There are very competent people with no obvious axe to grind who take a pessimistic view – or at least, who take the view that very bad outcomes have non-negligible probabilities. I don’t know, I have no expertise in this stuff. There are also people who take a much more optimistic view. Larry is certainly right that the competence of global responses has risen dramatically in recent decades. whether its enough to outweigh the risks from increased travel?
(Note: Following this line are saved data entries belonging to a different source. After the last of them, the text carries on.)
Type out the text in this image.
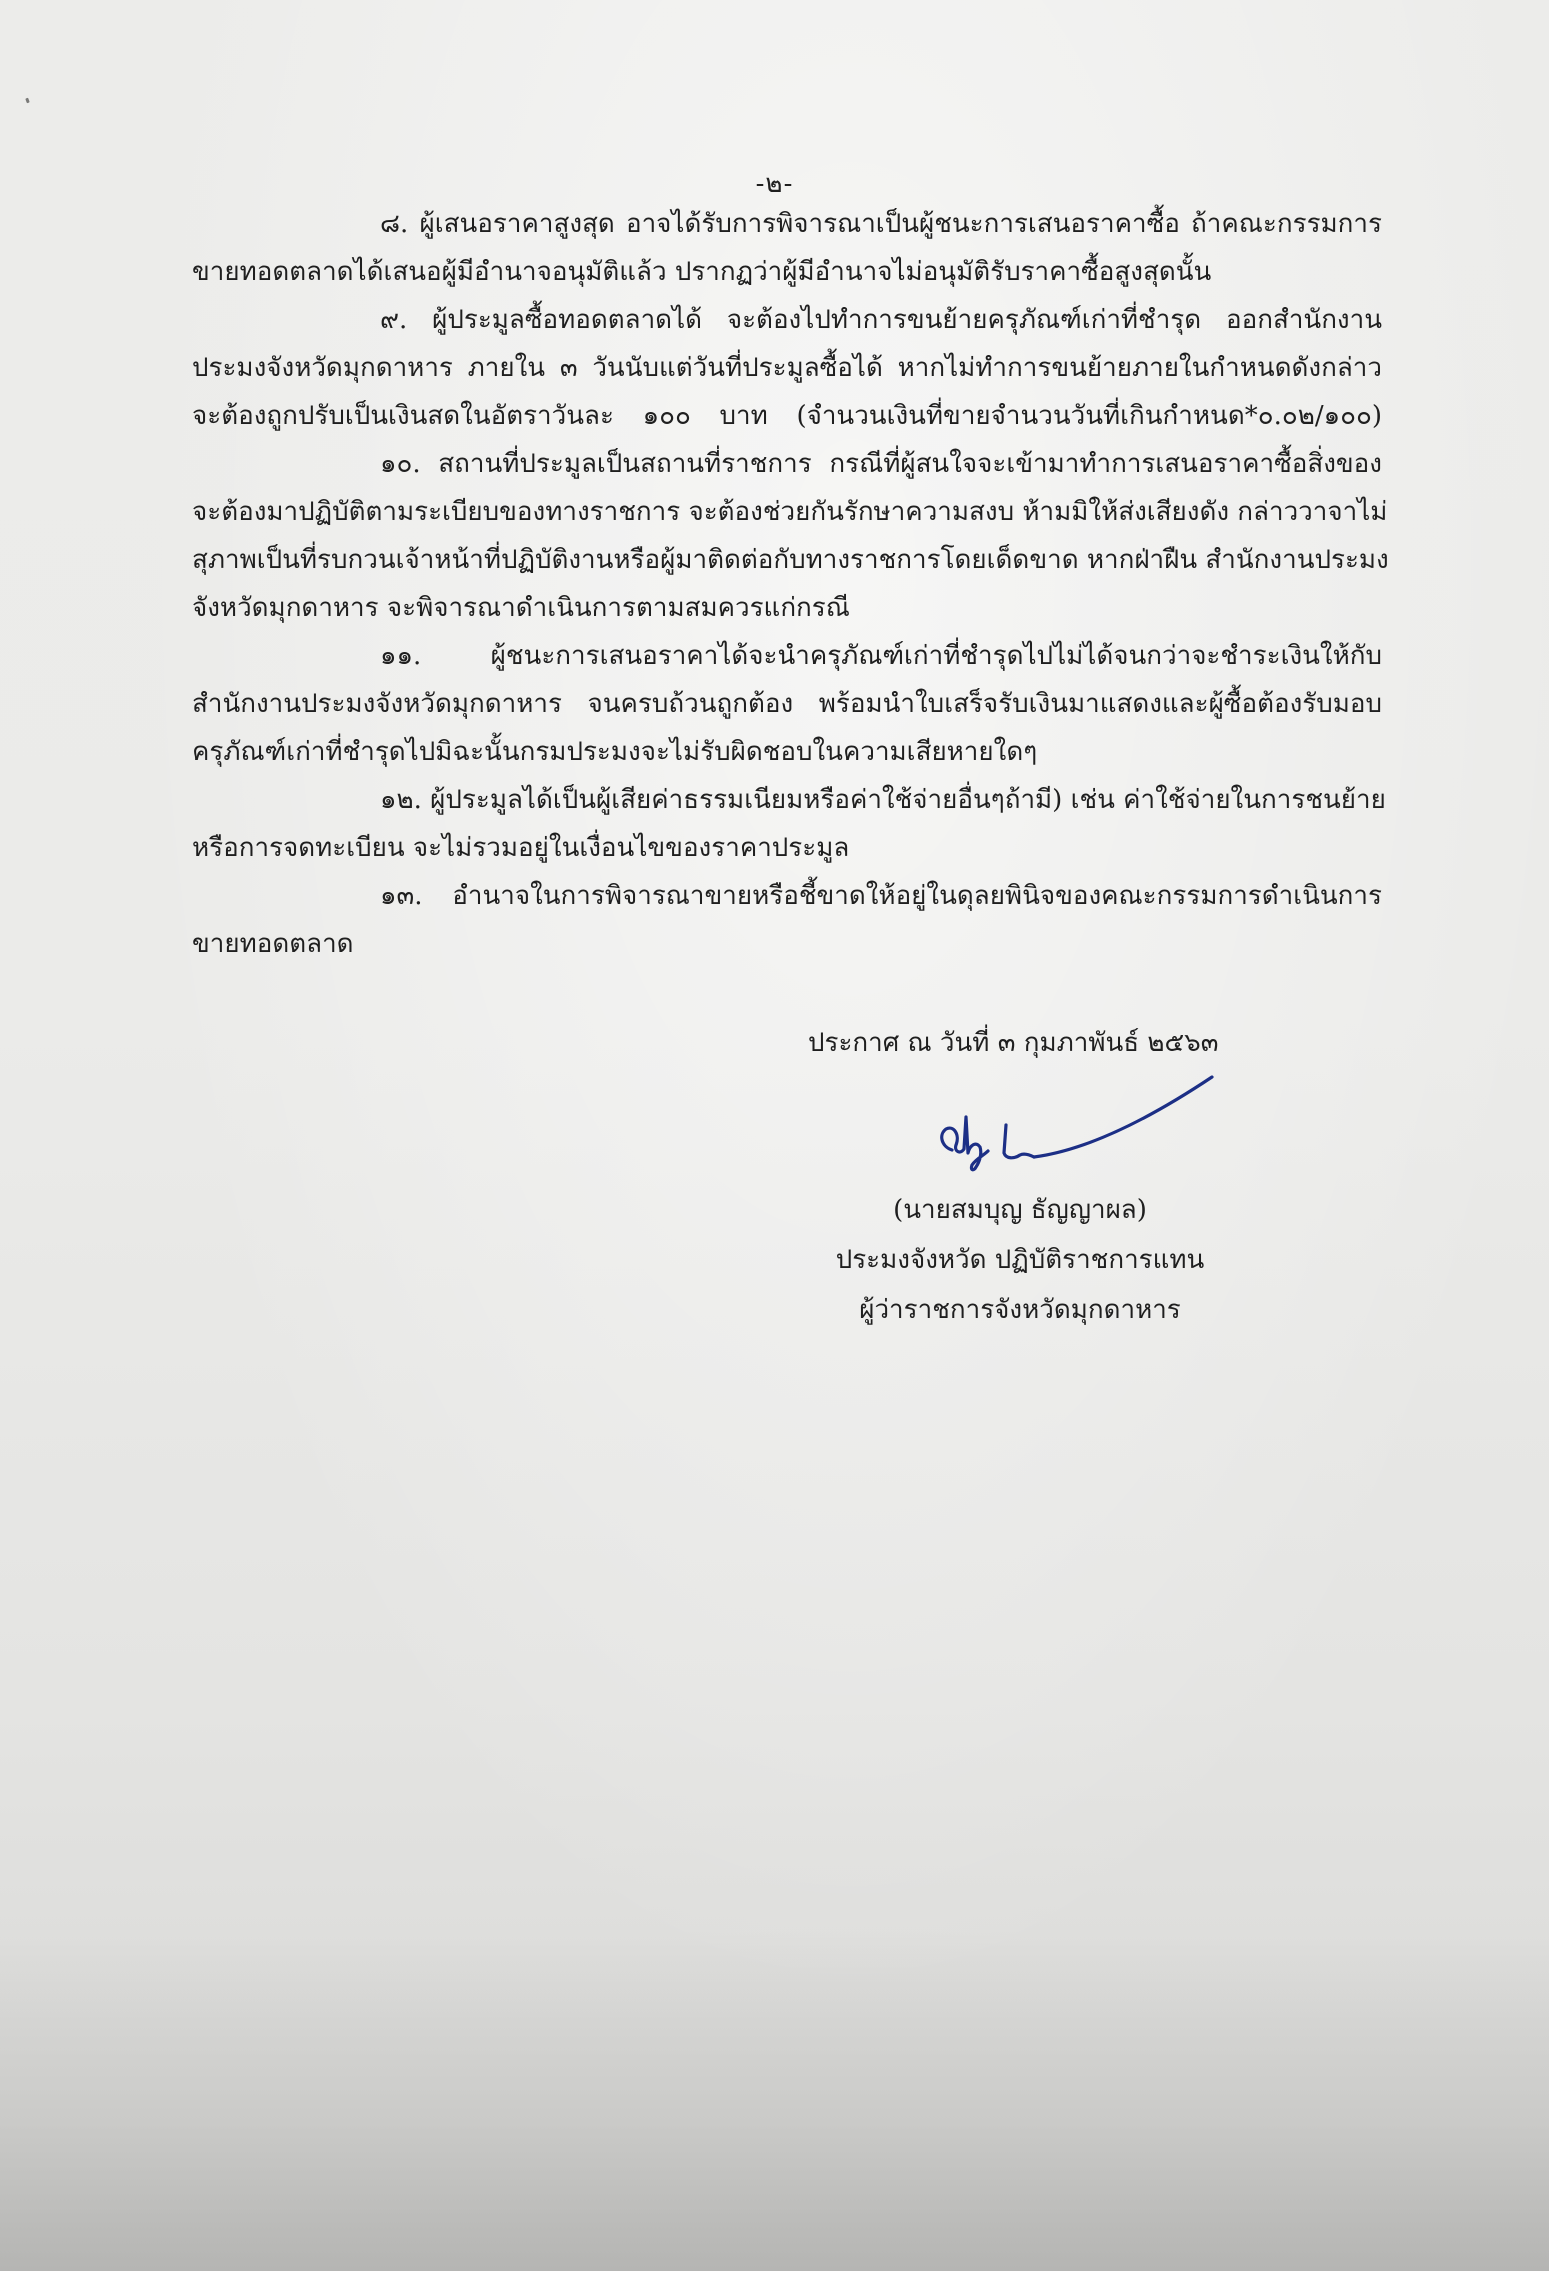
-๒-
๘. ผู้เสนอราคาสูงสุด อาจได้รับการพิจารณาเป็นผู้ชนะการเสนอราคาซื้อ ถ้าคณะกรรมการ
ขายทอดตลาดได้เสนอผู้มีอำนาจอนุมัติแล้ว ปรากฏว่าผู้มีอำนาจไม่อนุมัติรับราคาซื้อสูงสุดนั้น
๙. ผู้ประมูลซื้อทอดตลาดได้ จะต้องไปทำการขนย้ายครุภัณฑ์เก่าที่ชำรุด ออกสำนักงาน
ประมงจังหวัดมุกดาหาร ภายใน ๓ วันนับแต่วันที่ประมูลซื้อได้ หากไม่ทำการขนย้ายภายในกำหนดดังกล่าว
จะต้องถูกปรับเป็นเงินสดในอัตราวันละ ๑๐๐ บาท (จำนวนเงินที่ขายจำนวนวันที่เกินกำหนด*๐.๐๒/๑๐๐)
๑๐. สถานที่ประมูลเป็นสถานที่ราชการ กรณีที่ผู้สนใจจะเข้ามาทำการเสนอราคาซื้อสิ่งของ
จะต้องมาปฏิบัติตามระเบียบของทางราชการ จะต้องช่วยกันรักษาความสงบ ห้ามมิให้ส่งเสียงดัง กล่าววาจาไม่
สุภาพเป็นที่รบกวนเจ้าหน้าที่ปฏิบัติงานหรือผู้มาติดต่อกับทางราชการโดยเด็ดขาด หากฝ่าฝืน สำนักงานประมง
จังหวัดมุกดาหาร จะพิจารณาดำเนินการตามสมควรแก่กรณี
๑๑. ผู้ชนะการเสนอราคาได้จะนำครุภัณฑ์เก่าที่ชำรุดไปไม่ได้จนกว่าจะชำระเงินให้กับ
สำนักงานประมงจังหวัดมุกดาหาร จนครบถ้วนถูกต้อง พร้อมนำใบเสร็จรับเงินมาแสดงและผู้ซื้อต้องรับมอบ
ครุภัณฑ์เก่าที่ชำรุดไปมิฉะนั้นกรมประมงจะไม่รับผิดชอบในความเสียหายใดๆ
๑๒. ผู้ประมูลได้เป็นผู้เสียค่าธรรมเนียมหรือค่าใช้จ่ายอื่นๆถ้ามี) เช่น ค่าใช้จ่ายในการชนย้าย
หรือการจดทะเบียน จะไม่รวมอยู่ในเงื่อนไขของราคาประมูล
๑๓. อำนาจในการพิจารณาขายหรือชี้ขาดให้อยู่ในดุลยพินิจของคณะกรรมการดำเนินการ
ขายทอดตลาด
ประกาศ ณ วันที่ ๓ กุมภาพันธ์ ๒๕๖๓
(นายสมบุญ ธัญญาผล)
ประมงจังหวัด ปฏิบัติราชการแทน
ผู้ว่าราชการจังหวัดมุกดาหาร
We shall see.
In the meantime, given the uncertainty, it seems prudent to watch the news carefully and to prepare for stuff like the latest UK Government announcement, that it is going to require self quarantine for people with cold/flu symptoms if there is a UK outbreak.
So have enough beans, corn, rice and pasta to live on for a couple of weeks, perhaps. Along with supplies of coffee… and something stronger. And a supply of books, perhaps from Larry’s excellent reading lists. This could be a time to catch up.
Henrik,
You miss the key point of the post. This is the third bout of hysteria about a foreign epidemic. The major public health agencies are being careful – trying to damp down the doomsters using this to get clicks – because they don’t want to desensitize the public to these dangers.
Eventually, this year or in 10 or whenever, we’ll get a big one. They don’t want the public to dismiss it just because there were many previous hysterical false alarms. The immediate gain for the doomsters is not worth the long-term risk to the public.
Well..here it is, late March. Pandemic in the U.S. Our greatest generation at highest risk for an undeserved, unseen threat to their lives. Not enough supplies for vulnerable health care workers, who are being overwhelmed in New York and soon to be followed by other population centers. Not enough ventilators for the weakest. I can’t stand the fake news purveyors but unfortunately much of what they are reporting is true. On the other hand, fear sells. What are we supposed to believe? Who do we trust? There is a lot of good being done which is under reported but as Americans, we want immediate answers.
This time, we can’t get them. Fear of the unknown will be our undoing if we don’t get a handle on this.
Corin,
“What are we supposed to believe?”
The reports by the CDC and WHO have proven themselves quite reliable.
But Americans so far are more excited by articles the less relevant the authors’ training and experience. None at all is best, sending it viral! Hence my post The info superhighway makes us stupid about COVID-19. This makes rational policy-making difficult, unless our elites treat us as unruly dogs (which I suspect is how they see us, with some justification).
I guess (guess!) this is not the case in East Asia – the nations that have far better managed COVID-19, despite being the first to encounter it (ie, they had no warning time, no models of successful responses).